I put the news out and then settled down to enjoy the bird, praying it would not do a bunk before others arrived. On the water it was right out in the open - holy crap! It took off again but flew low towards me and landed on a grassy island where it settled down to a spot of preening, before tucking its head up and having a nap. Great, it looked settled. A long 20 minutes later and Duncan rocker up, closely followed by Tim Jones, Jack Ashton-Booth and Adam Firth - proper York twitch! 

The rain came in, driven by a bitter southeasterly straight into our faces and the lenses of our 'scopes and soaking us through.

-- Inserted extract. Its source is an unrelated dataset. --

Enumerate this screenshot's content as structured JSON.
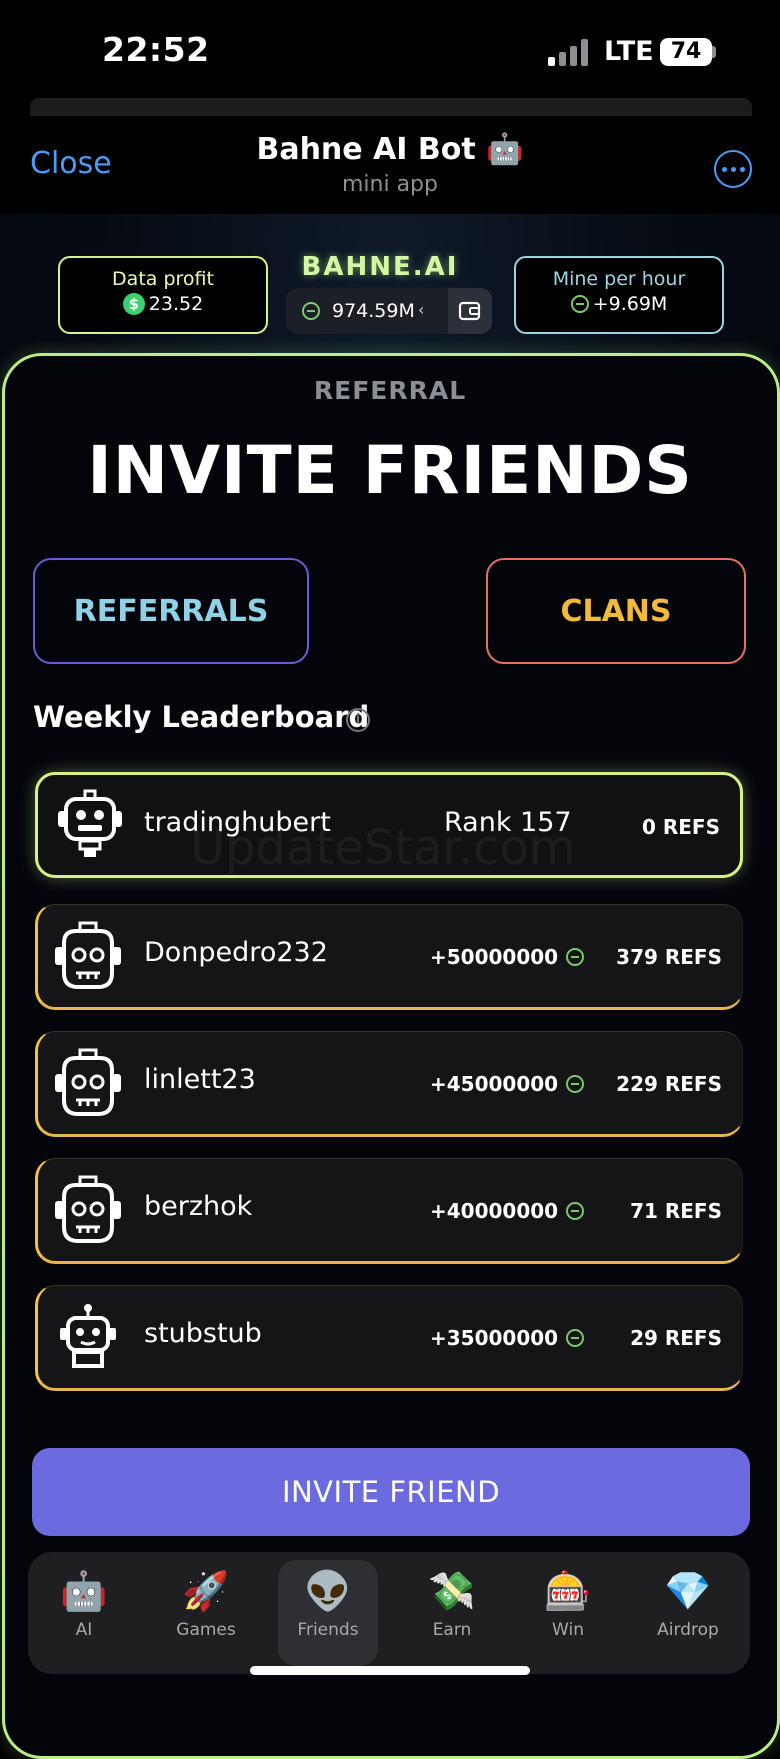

The adrenaline was like a heated blanket, but that began to wear off as the cold and wet seeped in. The gull seemed unimpressed with the weather too, and remained asleep. Probably best. More familiar faces arrived so I decided to head off, to create some room on the platform. 

What an absolutely mint bird and the icing on the cake for what has been a great year for York birding. 

To cool my jets, I headed down to North Duffield where I unwound watching winter waders wading about on the ings, before heading home for tea and high fives from the kids.

Post script. The rain came down hard in the afternoon, but we tried the roost at Wheldrake. c1000 small gulls came in, but no Franklin's.